A gas occupies a volume of 256mL at a pressure of 250torr at 32 degrees Celsius. Calculate the pressure (in atmosphere)if the volume is reduced to 156mL and the temp is increased to 62 degrees Celsius. I really need the formula that I would be using. I am confused because using PV=nRT there is no moles being given here.
I surely would appreciate it. THanks!
Two ways to do it.
Use PV = nRT for the first set of conditions and solve for n, then redo PV = nRT, use the n from above and the new conditions, and solve for pressure.
Second way is to use
(P1V1/T1) = (P2V2/T2)
The second way is a little shorter since you cut out the solving for n step.
Thanks! I knew the formula but wasn't quite sure if i convert mL to L in the formula. I know that I must covert C to K and Torr to Atm for the equation.
.628 atm
To solve this problem, you can use the combined gas law equation, which relates the initial and final conditions of pressure, volume, and temperature of a gas sample. The formula is:
(P₁ * V₁) / (T₁) = (P₂ * V₂) / (T₂)
Where:
P₁ = initial pressure
V₁ = initial volume
T₁ = initial temperature
P₂ = final pressure (which we need to calculate)

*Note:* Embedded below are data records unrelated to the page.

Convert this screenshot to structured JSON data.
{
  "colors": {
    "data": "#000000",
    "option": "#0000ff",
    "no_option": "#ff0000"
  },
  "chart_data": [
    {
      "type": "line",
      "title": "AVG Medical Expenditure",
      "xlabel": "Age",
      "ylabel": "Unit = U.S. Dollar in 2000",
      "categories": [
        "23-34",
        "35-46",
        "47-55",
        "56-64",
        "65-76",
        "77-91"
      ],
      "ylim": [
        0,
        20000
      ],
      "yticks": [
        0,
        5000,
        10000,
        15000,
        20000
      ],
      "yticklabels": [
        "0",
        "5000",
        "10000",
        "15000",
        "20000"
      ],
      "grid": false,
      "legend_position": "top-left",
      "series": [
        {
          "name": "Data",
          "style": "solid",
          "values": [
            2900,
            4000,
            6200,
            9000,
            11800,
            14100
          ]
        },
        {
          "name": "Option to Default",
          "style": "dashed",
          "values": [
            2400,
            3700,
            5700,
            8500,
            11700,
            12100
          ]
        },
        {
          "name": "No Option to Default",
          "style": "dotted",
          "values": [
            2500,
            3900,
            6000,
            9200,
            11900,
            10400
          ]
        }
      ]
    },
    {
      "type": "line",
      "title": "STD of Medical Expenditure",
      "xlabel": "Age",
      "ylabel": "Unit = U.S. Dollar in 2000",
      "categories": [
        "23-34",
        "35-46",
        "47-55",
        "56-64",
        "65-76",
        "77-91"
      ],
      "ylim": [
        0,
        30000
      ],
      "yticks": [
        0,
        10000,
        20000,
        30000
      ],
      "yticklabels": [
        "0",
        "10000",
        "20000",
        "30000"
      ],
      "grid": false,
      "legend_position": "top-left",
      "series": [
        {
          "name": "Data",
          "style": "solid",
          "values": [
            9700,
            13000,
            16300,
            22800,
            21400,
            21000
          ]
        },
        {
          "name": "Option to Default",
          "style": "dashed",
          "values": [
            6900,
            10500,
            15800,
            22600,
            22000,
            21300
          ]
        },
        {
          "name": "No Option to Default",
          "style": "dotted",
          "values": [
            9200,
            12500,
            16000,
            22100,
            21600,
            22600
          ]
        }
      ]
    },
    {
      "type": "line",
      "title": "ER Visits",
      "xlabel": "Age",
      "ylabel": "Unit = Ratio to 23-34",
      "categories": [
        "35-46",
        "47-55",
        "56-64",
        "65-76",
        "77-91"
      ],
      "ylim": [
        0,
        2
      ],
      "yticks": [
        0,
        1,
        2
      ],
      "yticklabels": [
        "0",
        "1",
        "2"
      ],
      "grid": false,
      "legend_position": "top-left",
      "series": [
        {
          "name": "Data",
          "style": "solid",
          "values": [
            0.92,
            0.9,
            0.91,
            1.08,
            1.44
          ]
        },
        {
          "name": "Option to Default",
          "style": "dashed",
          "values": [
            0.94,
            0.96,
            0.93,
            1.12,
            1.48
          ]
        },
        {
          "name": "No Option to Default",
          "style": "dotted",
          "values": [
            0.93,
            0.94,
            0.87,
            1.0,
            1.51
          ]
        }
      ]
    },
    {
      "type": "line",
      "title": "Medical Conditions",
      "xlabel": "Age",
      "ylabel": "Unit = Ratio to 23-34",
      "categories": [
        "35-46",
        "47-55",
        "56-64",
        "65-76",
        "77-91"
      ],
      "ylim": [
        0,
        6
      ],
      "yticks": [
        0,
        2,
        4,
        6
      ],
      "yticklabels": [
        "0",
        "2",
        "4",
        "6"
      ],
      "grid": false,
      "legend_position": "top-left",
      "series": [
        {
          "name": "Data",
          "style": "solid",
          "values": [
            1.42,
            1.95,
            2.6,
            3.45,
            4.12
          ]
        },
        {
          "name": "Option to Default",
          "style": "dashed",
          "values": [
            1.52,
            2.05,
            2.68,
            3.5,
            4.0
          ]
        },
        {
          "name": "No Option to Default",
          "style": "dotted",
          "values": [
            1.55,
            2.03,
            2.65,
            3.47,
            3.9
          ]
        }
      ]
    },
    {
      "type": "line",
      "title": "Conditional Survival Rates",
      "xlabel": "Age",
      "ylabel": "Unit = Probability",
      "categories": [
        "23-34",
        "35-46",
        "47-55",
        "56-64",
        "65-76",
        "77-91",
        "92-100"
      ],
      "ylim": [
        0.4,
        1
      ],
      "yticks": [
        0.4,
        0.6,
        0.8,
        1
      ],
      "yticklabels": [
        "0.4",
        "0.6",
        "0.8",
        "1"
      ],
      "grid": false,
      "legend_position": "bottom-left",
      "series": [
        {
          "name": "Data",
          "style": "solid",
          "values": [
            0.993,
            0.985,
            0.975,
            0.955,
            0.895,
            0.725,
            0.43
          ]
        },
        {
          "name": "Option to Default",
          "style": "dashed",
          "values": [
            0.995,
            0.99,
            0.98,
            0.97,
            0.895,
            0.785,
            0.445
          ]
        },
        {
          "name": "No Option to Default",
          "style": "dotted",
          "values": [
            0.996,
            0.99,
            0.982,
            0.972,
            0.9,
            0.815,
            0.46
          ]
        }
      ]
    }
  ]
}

V₂ = final volume (156 mL in this case)
T₂ = final temperature (62 degrees Celsius in this case)
Since you are given the temperature in Celsius, you will need to convert it to Kelvin by adding 273.15 to the Celsius temperature.
Now, let's substitute the given values into the formula:
(P₁ * V₁) / (T₁) = (P₂ * V₂) / (T₂)
Substituting the values:
(250 torr * 256 mL) / (32 + 273.15 K) = (P₂ * 156 mL) / (62 + 273.15 K)
To calculate P₂, rearrange the formula to solve for P₂:
P₂ = [(250 torr * 256 mL) / (32 + 273.15 K)] * [(62 + 273.15 K) / 156 mL]
Now, plug in the numbers and calculate:
P₂ = [(250 torr * 256 mL) / (32 + 273.15 K)] * [(62 + 273.15 K) / 156 mL]
P₂ ≈ 1.62 atm
Therefore, the pressure in atmospheres (atm) when the volume is reduced to 156 mL and the temperature is increased to 62 degrees Celsius is approximately 1.62 atm.